Here is a complaint about something, a complaint about something that we rather cheer. Indeed it cheers us to see this thing happening. The complaint is that builders and developers are trying to build housing where people want to live. It is this thing which we both cheer and cheers us:

Swathes of Home Counties green belt could be buried beneath bricks and concrete under plans to build thousands of new homes in the region, environmental campaigners have warned.

Nearly 200 sites on green belt land across Hertfordshire, Surrey and Essex are under threat of development.

Campaigners say the proposals threaten to fundamentally weaken the protection against urban sprawl enjoyed by since the creation of the green belt around London.

The Campaign to Protect Rural England (CPRE) will published a map this week showing the extent of the threat to the capital’s green belt and the Home Counties.

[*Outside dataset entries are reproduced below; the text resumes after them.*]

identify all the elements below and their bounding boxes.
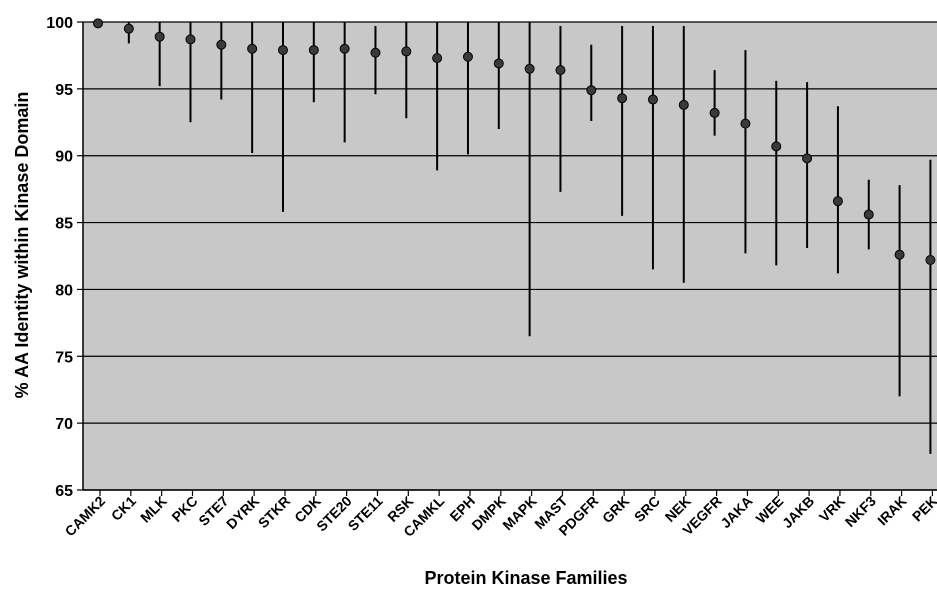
y-axis-title: % AA Identity within Kinase Domain <box>12 92 32 399</box>
mean-point <box>524 63 535 74</box>
mean-point <box>277 45 288 56</box>
mean-point <box>586 85 597 96</box>
mean-point <box>123 23 134 34</box>
mean-point <box>493 58 504 69</box>
y-tick-label: 70 <box>55 416 73 433</box>
x-tick-label: NKF3 <box>842 493 879 530</box>
y-tick-label: 65 <box>55 483 73 500</box>
y-tick-label: 100 <box>46 15 73 32</box>
gridlines <box>83 21 937 491</box>
mean-point <box>832 196 843 207</box>
mean-point <box>308 45 319 56</box>
mean-point <box>339 43 350 54</box>
x-axis-ticks: CAMK2 CK1MLKPKCSTE7DYRKSTKRCDKSTE20STE11R… <box>62 490 937 540</box>
mean-point <box>925 255 936 266</box>
x-tick-label: MAPK <box>499 493 539 533</box>
plot-area <box>83 22 937 490</box>
mean-point <box>863 209 874 220</box>
x-tick-label: PKC <box>168 493 200 525</box>
mean-point <box>432 53 443 64</box>
mean-point <box>185 34 196 45</box>
mean-point <box>370 47 381 58</box>
mean-point <box>771 141 782 152</box>
mean-point <box>678 99 689 110</box>
x-tick-label: SRC <box>631 493 663 525</box>
y-tick-label: 95 <box>55 82 73 99</box>
x-tick-label: STE20 <box>313 493 355 535</box>
mean-points <box>93 18 936 266</box>
mean-point <box>617 93 628 104</box>
mean-point <box>740 118 751 129</box>
x-tick-label: CK1 <box>108 493 139 524</box>
mean-point <box>401 46 412 57</box>
y-axis-ticks: 65 70 75 80 85 90 95 100 <box>46 15 83 500</box>
x-tick-label: GRK <box>599 493 632 526</box>
mean-point <box>462 51 473 62</box>
y-tick-label: 75 <box>55 349 73 366</box>
mean-point <box>555 65 566 76</box>
mean-point <box>247 43 258 54</box>
mean-point <box>93 18 103 29</box>
x-tick-label: DMPK <box>468 493 508 533</box>
x-tick-label: STKR <box>255 493 293 531</box>
x-tick-label: DYRK <box>223 493 262 532</box>
y-tick-label: 85 <box>55 216 73 233</box>
x-tick-label: PEK <box>909 493 937 525</box>
x-tick-label: MLK <box>137 493 170 526</box>
x-tick-label: JAKB <box>779 493 817 531</box>
mean-point <box>709 107 720 118</box>
mean-point <box>216 39 227 50</box>
x-tick-label: IRAK <box>874 493 910 529</box>
y-tick-label: 90 <box>55 149 73 166</box>
x-axis-title: Protein Kinase Families <box>424 568 627 588</box>
mean-point <box>647 94 658 105</box>
y-tick-label: 80 <box>55 282 73 299</box>
mean-point <box>894 249 905 260</box>
x-tick-label: STE11 <box>345 493 386 534</box>
mean-point <box>154 31 165 42</box>
x-tick-label: JAKA <box>717 493 755 531</box>
mean-point <box>802 153 813 164</box>
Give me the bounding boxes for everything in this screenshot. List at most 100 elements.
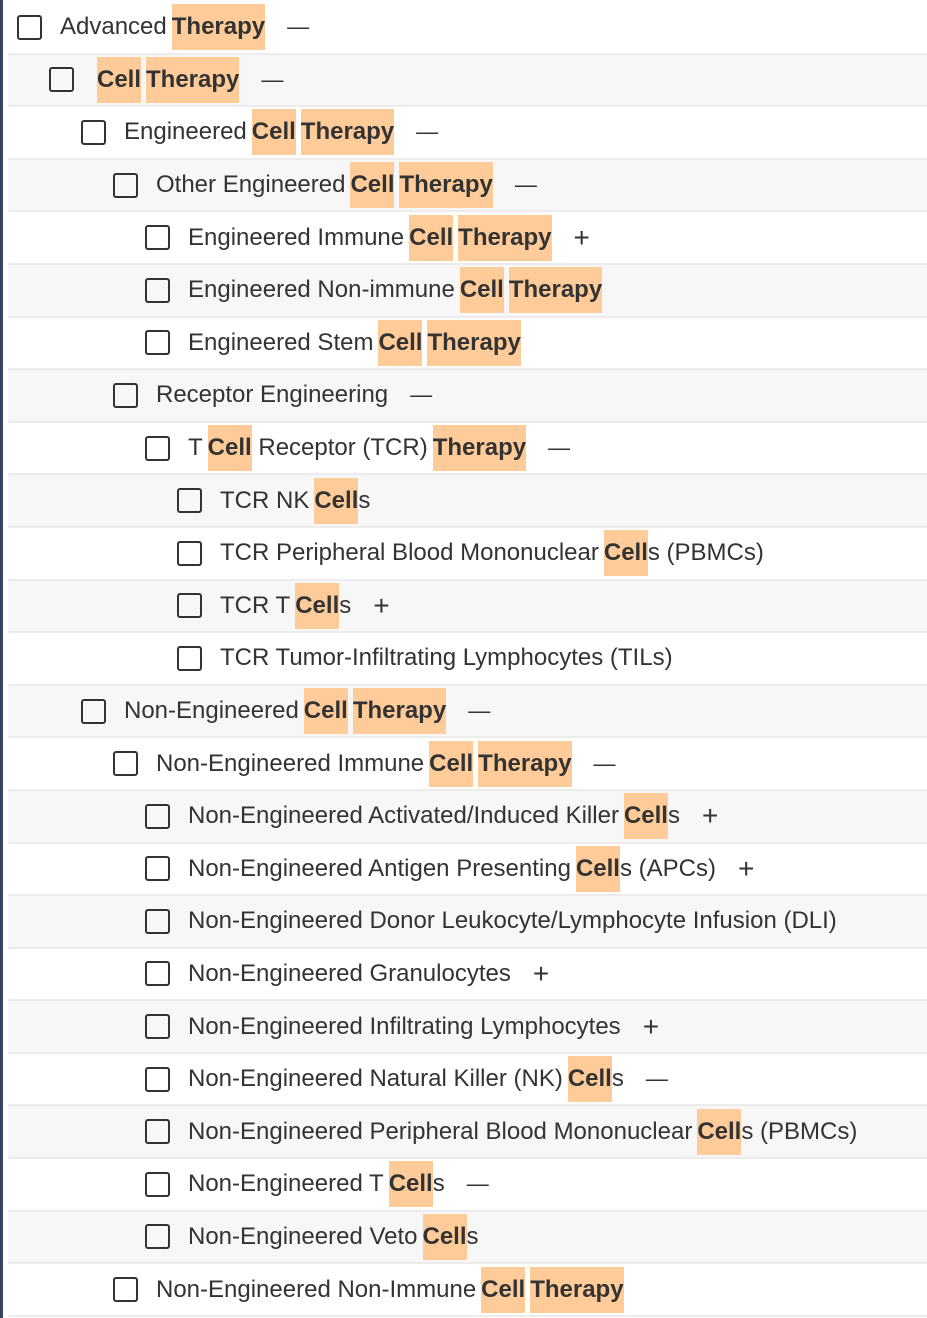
search-highlight: Cell bbox=[567, 1056, 612, 1103]
checkbox[interactable] bbox=[113, 1277, 138, 1303]
checkbox[interactable] bbox=[81, 698, 106, 724]
search-highlight: Cell bbox=[459, 267, 504, 314]
tree-item-label[interactable]: Engineered Cell Therapy bbox=[124, 109, 395, 156]
label-text: Non-Engineered Activated/Induced Killer bbox=[188, 802, 619, 830]
tree-item-label[interactable]: Non-Engineered Veto Cell s bbox=[188, 1213, 479, 1260]
checkbox[interactable] bbox=[113, 172, 138, 198]
collapse-minus-icon[interactable]: — bbox=[548, 435, 571, 461]
label-text: Non-Engineered T bbox=[188, 1170, 384, 1198]
search-highlight: Therapy bbox=[530, 1266, 624, 1313]
tree-row: Non-Engineered Immune Cell Therapy — bbox=[8, 738, 927, 791]
checkbox[interactable] bbox=[113, 751, 138, 777]
checkbox[interactable] bbox=[145, 330, 170, 356]
checkbox[interactable] bbox=[113, 382, 138, 408]
label-text: TCR Peripheral Blood Mononuclear bbox=[220, 539, 599, 567]
search-highlight: Cell bbox=[303, 688, 348, 735]
expand-plus-icon[interactable]: + bbox=[701, 800, 719, 832]
tree-item-label[interactable]: Non-Engineered Cell Therapy bbox=[124, 688, 447, 735]
tree-item-label[interactable]: Receptor Engineering bbox=[156, 381, 388, 409]
collapse-minus-icon[interactable]: — bbox=[261, 66, 284, 92]
tree-item-label[interactable]: Advanced Therapy bbox=[60, 4, 266, 51]
collapse-minus-icon[interactable]: — bbox=[593, 750, 616, 776]
tree-row: Advanced Therapy — bbox=[8, 2, 927, 55]
checkbox[interactable] bbox=[81, 119, 106, 145]
collapse-minus-icon[interactable]: — bbox=[466, 1171, 489, 1197]
checkbox[interactable] bbox=[177, 645, 202, 671]
search-highlight: Therapy bbox=[352, 688, 447, 735]
checkbox[interactable] bbox=[49, 67, 74, 93]
tree-item-label[interactable]: Engineered Immune Cell Therapy bbox=[188, 214, 552, 261]
checkbox[interactable] bbox=[145, 435, 170, 461]
tree-item-label[interactable]: Engineered Non-immune Cell Therapy bbox=[188, 267, 603, 314]
checkbox[interactable] bbox=[177, 540, 202, 566]
collapse-minus-icon[interactable]: — bbox=[645, 1066, 668, 1092]
tree-row: Engineered Cell Therapy — bbox=[8, 107, 927, 160]
tree-item-label[interactable]: Non-Engineered Immune Cell Therapy bbox=[156, 740, 572, 787]
search-highlight: Cell bbox=[388, 1161, 433, 1208]
collapse-minus-icon[interactable]: — bbox=[410, 382, 433, 408]
collapse-minus-icon[interactable]: — bbox=[514, 172, 537, 198]
tree-item-label[interactable]: Non-Engineered Infiltrating Lymphocytes bbox=[188, 1013, 621, 1041]
search-highlight: Therapy bbox=[508, 267, 603, 314]
expand-plus-icon[interactable]: + bbox=[642, 1010, 660, 1042]
checkbox[interactable] bbox=[145, 908, 170, 934]
tree-row: Non-Engineered Non-Immune Cell Therapy bbox=[8, 1264, 927, 1317]
label-text: Engineered bbox=[124, 118, 247, 146]
tree-item-label[interactable]: TCR T Cell s bbox=[220, 582, 351, 629]
tree-row: Engineered Immune Cell Therapy + bbox=[8, 212, 927, 265]
tree-item-label[interactable]: TCR Peripheral Blood Mononuclear Cell s (P… bbox=[220, 530, 764, 577]
label-text: Non-Engineered Antigen Presenting bbox=[188, 854, 571, 882]
expand-plus-icon[interactable]: + bbox=[573, 221, 590, 253]
expand-plus-icon[interactable]: + bbox=[532, 957, 550, 989]
checkbox[interactable] bbox=[145, 1066, 170, 1092]
checkbox[interactable] bbox=[145, 1224, 170, 1250]
tree-item-label[interactable]: Non-Engineered Natural Killer (NK) Cell s bbox=[188, 1056, 624, 1103]
label-text: Non-Engineered Donor Leukocyte/Lymphocyt… bbox=[188, 907, 837, 935]
tree-item-label[interactable]: Non-Engineered T Cell s bbox=[188, 1161, 445, 1208]
tree-item-label[interactable]: Cell Therapy bbox=[92, 56, 240, 103]
label-text: TCR T bbox=[220, 591, 291, 619]
search-highlight: Therapy bbox=[171, 4, 266, 51]
checkbox[interactable] bbox=[145, 1119, 170, 1145]
tree-item-label[interactable]: TCR Tumor-Infiltrating Lymphocytes (TILs… bbox=[220, 644, 673, 672]
collapse-minus-icon[interactable]: — bbox=[468, 698, 491, 724]
collapse-minus-icon[interactable]: — bbox=[416, 119, 439, 145]
label-text: TCR NK bbox=[220, 486, 310, 514]
tree-item-label[interactable]: Non-Engineered Non-Immune Cell Therapy bbox=[156, 1266, 624, 1313]
tree-item-label[interactable]: Non-Engineered Antigen Presenting Cell s (… bbox=[188, 845, 716, 892]
expand-plus-icon[interactable]: + bbox=[373, 589, 390, 621]
tree-item-label[interactable]: Other Engineered Cell Therapy bbox=[156, 162, 493, 209]
checkbox[interactable] bbox=[145, 277, 170, 303]
checkbox[interactable] bbox=[145, 225, 170, 251]
left-border bbox=[0, 0, 3, 1318]
label-text: s (PBMCs) bbox=[741, 1117, 858, 1145]
label-text: Non-Engineered bbox=[124, 697, 299, 725]
tree-item-label[interactable]: TCR NK Cell s bbox=[220, 477, 371, 524]
search-highlight: Cell bbox=[378, 319, 423, 366]
checkbox[interactable] bbox=[145, 961, 170, 987]
checkbox[interactable] bbox=[145, 856, 170, 882]
checkbox[interactable] bbox=[145, 1171, 170, 1197]
tree-row: Non-Engineered Peripheral Blood Mononucl… bbox=[8, 1106, 927, 1160]
collapse-minus-icon[interactable]: — bbox=[287, 14, 310, 40]
tree-item-label[interactable]: Non-Engineered Activated/Induced Killer C… bbox=[188, 793, 680, 840]
tree-item-label[interactable]: Non-Engineered Peripheral Blood Mononucl… bbox=[188, 1108, 858, 1155]
tree-item-label[interactable]: Non-Engineered Donor Leukocyte/Lymphocyt… bbox=[188, 907, 837, 935]
label-text: Receptor Engineering bbox=[156, 381, 389, 409]
label-text: Engineered Stem bbox=[188, 328, 374, 356]
search-highlight: Cell bbox=[314, 477, 359, 524]
checkbox[interactable] bbox=[145, 1014, 170, 1040]
checkbox[interactable] bbox=[177, 488, 202, 514]
label-text: s bbox=[358, 486, 371, 514]
tree-item-label[interactable]: Non-Engineered Granulocytes bbox=[188, 960, 511, 988]
tree-item-label[interactable]: Engineered Stem Cell Therapy bbox=[188, 319, 521, 366]
checkbox[interactable] bbox=[145, 803, 170, 829]
expand-plus-icon[interactable]: + bbox=[737, 852, 755, 884]
label-text: Engineered Immune bbox=[188, 223, 405, 251]
label-text: s bbox=[466, 1222, 479, 1250]
checkbox[interactable] bbox=[17, 14, 42, 40]
search-highlight: Cell bbox=[207, 425, 252, 472]
tree-item-label[interactable]: T Cell Receptor (TCR) Therapy bbox=[188, 425, 527, 472]
tree-row: Non-Engineered T Cell s — bbox=[8, 1159, 927, 1212]
checkbox[interactable] bbox=[177, 593, 202, 619]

It shows plans for 41,500 homes in Hertfordshire; 20,000 in Surrey and 27,000 in Essex. There are also plans for a further 29,500 homes across the green belt in Berkshire, Buckinghamshire and Kent.

People desire to live and work in the South East of England, near London. That such housebuilding as is happening is happening there seems to us to be quite the thing to be happening.

After all, the entire point of the existence of either or both of government and or an economy is to maximise the amount of, and number of people who can, people being able to do as they wish. Subject only to that restriction that their doing so does not restrict the rights of others to do the same. Thus if people desire to live near London then that's where the houses should be built, no? 

It may well be that the CPRE thinks Surrey looks better covered in gold courses than housing (it is actually true that more of Surrey is covered with golf courses than it is with housing) and they of course are at perfect liberty to say so. Yet given our general desire to maximise utility we also have that right to tell them to toddle off and do something else. 

While we get on with the implementation of a sensible planning policy, the entire destruction of the Town and Country Planning Act 1947 and successors.